When non-Roma intervene in child-rearing…

Emílie HoráckováMimonJuly 2000
The Dunka family lived in Mimon. Mrs. Dunka was an unassuming woman. She was tiny, skinny and looked older than she was. She was the type of Romany woman who stuck to the Romany way of life no matter how many times she moved from place to place.
Her husband was skinny too, maybe because he suffered from tuberculosis.
They had five children, four boys and one girl.
They lived the Romany life: poor but happy. Together they overcame all obstacles, and learned to accept all the gifts and losses that life had brought them. After a long illness the husband died, and Mrs. Dunka was all alone with her five children.
People collected money for her husband’s burial. Here in Mimon it’s customary for all the Romany people to attend a funeral, even if they didn’t know the deceased. It’s their way of showing respect and sympathy for a woman left alone with her children.
The Roma say that it’s better to have a bad husband than to be alone. Usually one finds this out only after the partner is gone.
From then on, Mrs. Dunka’s life was never the same. She had a hard time coping without her husband’s support, and she started to drink. Her interest in her children faded, and she began to sink to the bottom. Her children stopped attending school, and her problems got bigger. Finally the government stepped in and took the children from her.
Everyone has different standards. It can take very little to sustain a family of people who don’t care about having material goods and luxuries. Yet social agencies decide that the children are not getting enough. So they send them to a children’s home. They separate them from their families, thinking re-education is the best solution.
That’s true to a point, but it has its negative aspects for the development of the children. They begin to lose their identity – and Czech society still does not easily accept them. You might call the Dunka children’s new environment lovely and adequate in every way. But they missed something.
The oldest boy kept running away to see his mother. When he wouldn’t find her at home, he would run to the cemetery to his father’s grave and cry. And he kept asking about his mother and his people.
To a Romany child such a forced change is a big shock. Even though his needs are met, the child remains insecure: seemingly he has everything, but he lacks something very important. A beautiful environment cannot be a substitute for a mother’s tenderness and feeling of safety.
Their mother went back to Slovakia. There was nothing to keep her in this country anymore, and she couldn’t live alone. So she left her little house.
The children are growing up. They have been living in the home for seven years now. All the siblings are in Dubá-Destná. The oldest boy, Marian, played in the movie "Marián.”
I have visited the children in the home and saw how beautiful they were. But you could tell that two things were missing: their spontaneity – and their parents.
The director was very kind and showed me all around the home, telling me how he felt. He was very proud that one of their children is an actor. For his part in the movie Marian had earned 50, 000 crowns, which has been put into his account.
But he remains with his siblings, and neither he nor the institution knows anything about the mother’s whereabouts. She never visits her children and does not send support money for them.

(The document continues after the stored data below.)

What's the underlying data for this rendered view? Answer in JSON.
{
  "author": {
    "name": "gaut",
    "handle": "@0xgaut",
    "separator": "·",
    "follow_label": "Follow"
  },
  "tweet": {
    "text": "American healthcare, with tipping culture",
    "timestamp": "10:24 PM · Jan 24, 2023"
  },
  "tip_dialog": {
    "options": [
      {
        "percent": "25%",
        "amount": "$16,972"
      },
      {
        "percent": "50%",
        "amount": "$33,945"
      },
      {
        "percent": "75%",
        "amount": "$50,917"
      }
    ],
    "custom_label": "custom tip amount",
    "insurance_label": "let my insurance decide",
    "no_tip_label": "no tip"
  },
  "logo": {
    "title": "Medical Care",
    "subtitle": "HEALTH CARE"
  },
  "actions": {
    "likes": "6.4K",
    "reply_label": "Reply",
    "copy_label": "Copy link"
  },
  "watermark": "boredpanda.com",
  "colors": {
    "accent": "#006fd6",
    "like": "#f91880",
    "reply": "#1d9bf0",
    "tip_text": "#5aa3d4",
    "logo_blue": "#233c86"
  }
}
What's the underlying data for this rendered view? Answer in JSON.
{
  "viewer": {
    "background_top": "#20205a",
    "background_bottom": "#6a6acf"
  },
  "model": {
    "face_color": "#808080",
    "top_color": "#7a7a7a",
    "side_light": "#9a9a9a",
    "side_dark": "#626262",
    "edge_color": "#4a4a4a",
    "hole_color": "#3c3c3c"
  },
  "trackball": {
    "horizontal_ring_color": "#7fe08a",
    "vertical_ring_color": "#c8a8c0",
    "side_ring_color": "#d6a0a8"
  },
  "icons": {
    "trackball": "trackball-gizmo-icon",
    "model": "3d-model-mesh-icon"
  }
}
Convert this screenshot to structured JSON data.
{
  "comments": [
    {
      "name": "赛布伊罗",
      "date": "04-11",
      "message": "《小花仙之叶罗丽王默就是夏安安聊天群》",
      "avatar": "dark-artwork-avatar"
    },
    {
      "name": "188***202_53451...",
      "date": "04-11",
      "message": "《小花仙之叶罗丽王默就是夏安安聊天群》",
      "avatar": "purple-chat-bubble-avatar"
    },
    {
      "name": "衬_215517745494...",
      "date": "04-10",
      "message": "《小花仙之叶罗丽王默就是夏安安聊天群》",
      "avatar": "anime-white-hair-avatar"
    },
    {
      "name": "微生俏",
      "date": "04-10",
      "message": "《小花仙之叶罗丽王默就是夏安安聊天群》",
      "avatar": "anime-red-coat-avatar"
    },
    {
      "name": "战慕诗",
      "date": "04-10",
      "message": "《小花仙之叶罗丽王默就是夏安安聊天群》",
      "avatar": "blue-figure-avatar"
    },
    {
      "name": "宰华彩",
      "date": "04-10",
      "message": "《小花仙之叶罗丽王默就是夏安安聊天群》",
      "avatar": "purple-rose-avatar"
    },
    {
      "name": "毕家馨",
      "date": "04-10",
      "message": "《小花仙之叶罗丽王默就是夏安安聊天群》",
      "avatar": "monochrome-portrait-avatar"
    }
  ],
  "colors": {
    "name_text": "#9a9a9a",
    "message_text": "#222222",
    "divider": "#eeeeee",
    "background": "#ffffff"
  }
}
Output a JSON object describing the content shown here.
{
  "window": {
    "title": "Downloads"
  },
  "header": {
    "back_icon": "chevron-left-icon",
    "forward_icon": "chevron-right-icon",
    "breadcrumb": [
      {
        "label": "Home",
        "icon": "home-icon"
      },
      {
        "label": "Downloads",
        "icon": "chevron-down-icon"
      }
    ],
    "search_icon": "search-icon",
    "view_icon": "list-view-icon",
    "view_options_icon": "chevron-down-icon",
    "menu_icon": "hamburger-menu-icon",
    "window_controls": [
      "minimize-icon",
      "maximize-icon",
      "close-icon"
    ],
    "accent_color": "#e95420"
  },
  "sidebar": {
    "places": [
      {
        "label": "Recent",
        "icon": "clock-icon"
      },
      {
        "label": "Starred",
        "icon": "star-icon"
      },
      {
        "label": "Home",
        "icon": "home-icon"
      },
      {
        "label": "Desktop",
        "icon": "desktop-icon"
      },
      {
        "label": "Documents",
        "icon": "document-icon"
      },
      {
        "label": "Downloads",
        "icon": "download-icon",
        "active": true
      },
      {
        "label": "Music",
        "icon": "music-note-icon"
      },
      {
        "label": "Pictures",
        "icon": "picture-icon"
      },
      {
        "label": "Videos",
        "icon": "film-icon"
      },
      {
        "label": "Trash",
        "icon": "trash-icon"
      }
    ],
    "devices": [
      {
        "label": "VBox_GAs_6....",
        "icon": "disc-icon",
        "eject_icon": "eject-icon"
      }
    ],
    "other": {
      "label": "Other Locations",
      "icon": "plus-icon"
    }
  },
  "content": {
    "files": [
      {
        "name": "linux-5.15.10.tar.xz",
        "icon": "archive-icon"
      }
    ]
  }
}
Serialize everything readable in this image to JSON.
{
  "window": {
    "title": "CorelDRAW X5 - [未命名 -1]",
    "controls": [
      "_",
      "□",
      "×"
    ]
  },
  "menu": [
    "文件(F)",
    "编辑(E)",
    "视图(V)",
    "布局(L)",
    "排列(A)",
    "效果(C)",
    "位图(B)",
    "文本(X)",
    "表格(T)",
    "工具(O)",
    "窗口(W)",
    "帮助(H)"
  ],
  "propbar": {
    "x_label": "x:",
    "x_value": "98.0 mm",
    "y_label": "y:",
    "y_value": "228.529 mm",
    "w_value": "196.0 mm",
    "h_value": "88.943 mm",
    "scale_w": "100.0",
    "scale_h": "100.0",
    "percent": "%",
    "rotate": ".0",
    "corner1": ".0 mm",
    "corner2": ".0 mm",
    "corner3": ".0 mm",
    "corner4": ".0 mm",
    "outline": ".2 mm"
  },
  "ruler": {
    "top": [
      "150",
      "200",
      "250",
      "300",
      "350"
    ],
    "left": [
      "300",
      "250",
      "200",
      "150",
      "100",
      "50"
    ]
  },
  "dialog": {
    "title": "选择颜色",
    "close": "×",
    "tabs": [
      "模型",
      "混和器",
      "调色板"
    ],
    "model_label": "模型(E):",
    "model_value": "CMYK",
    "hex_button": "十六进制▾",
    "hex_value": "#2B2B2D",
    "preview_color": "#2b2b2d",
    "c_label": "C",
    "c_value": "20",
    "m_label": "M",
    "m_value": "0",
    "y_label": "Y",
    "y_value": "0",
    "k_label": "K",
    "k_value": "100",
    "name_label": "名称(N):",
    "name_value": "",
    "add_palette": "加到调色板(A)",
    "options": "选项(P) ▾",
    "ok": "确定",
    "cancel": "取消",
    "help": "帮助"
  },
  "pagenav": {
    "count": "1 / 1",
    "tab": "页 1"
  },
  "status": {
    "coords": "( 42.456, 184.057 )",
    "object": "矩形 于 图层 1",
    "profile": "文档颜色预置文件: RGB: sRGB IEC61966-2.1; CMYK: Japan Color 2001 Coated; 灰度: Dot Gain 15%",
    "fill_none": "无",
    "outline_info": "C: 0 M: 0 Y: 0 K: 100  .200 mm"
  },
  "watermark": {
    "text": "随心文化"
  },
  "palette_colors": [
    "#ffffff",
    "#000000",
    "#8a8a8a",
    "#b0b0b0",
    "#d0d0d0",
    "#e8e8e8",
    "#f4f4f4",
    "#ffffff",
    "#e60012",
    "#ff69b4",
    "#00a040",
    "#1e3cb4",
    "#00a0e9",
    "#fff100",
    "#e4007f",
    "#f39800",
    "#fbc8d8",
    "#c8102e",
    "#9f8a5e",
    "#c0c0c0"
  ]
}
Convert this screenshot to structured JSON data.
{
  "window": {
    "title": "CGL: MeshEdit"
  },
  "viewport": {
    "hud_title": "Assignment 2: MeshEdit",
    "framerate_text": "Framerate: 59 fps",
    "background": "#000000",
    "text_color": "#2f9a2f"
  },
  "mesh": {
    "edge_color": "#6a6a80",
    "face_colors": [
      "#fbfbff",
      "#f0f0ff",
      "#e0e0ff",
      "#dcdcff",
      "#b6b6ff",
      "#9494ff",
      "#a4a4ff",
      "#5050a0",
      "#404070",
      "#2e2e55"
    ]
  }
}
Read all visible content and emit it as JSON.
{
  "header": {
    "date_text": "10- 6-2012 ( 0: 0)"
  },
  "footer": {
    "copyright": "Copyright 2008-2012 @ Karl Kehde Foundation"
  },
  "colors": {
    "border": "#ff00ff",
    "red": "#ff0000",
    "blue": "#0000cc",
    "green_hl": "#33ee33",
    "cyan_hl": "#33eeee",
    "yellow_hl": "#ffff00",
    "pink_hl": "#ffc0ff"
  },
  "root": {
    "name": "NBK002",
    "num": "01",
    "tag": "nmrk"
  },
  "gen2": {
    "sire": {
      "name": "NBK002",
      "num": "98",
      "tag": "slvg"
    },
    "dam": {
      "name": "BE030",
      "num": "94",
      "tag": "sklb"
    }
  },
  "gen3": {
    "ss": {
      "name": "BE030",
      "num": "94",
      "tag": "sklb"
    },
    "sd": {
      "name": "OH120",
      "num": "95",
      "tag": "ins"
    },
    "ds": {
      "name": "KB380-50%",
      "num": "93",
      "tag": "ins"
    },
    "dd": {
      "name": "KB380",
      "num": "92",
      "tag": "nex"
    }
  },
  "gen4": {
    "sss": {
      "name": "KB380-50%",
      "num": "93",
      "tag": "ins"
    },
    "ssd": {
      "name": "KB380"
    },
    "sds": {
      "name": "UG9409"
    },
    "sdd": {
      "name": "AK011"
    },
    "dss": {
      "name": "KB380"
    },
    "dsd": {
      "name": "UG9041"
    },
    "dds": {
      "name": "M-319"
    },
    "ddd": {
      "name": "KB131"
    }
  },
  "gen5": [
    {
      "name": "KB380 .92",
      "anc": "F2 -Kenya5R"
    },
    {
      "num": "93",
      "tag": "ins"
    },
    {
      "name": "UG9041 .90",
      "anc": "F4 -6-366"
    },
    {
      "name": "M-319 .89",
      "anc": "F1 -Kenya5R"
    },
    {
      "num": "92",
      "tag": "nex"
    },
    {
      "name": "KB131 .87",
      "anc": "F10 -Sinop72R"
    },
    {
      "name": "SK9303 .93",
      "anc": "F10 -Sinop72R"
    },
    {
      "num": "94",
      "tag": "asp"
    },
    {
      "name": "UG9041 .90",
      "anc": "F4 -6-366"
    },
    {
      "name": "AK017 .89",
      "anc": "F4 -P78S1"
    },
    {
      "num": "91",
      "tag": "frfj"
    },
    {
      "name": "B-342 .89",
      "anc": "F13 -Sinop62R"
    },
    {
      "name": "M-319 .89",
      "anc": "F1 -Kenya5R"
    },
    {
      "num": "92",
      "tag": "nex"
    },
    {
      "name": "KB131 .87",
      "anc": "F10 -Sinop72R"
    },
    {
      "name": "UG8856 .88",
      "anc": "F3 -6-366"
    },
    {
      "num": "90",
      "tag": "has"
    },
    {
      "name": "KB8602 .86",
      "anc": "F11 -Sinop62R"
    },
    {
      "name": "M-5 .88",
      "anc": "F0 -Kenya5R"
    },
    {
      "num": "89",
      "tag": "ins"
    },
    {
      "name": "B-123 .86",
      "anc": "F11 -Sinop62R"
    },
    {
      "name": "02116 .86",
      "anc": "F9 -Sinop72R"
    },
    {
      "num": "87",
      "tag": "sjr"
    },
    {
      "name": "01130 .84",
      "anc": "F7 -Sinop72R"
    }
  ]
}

The sad part is that many children are institutionalized because their parents face many kinds of problems. The intervention of non-Roma into child- rearing and keeping a certain standard has been good. We are grateful for that. But it’s not always the best thing for the kids.
I left the home with mixed feelings. Even though the children were given proper conditions, good food, are kept clean, and get an education (or re-education?!), I couldn’t help myself, and started to cry during my interview with the principal.
I couldn’t stop. I felt sad to the bottom of my heart.
Some of us get very hard lessons from life from very early.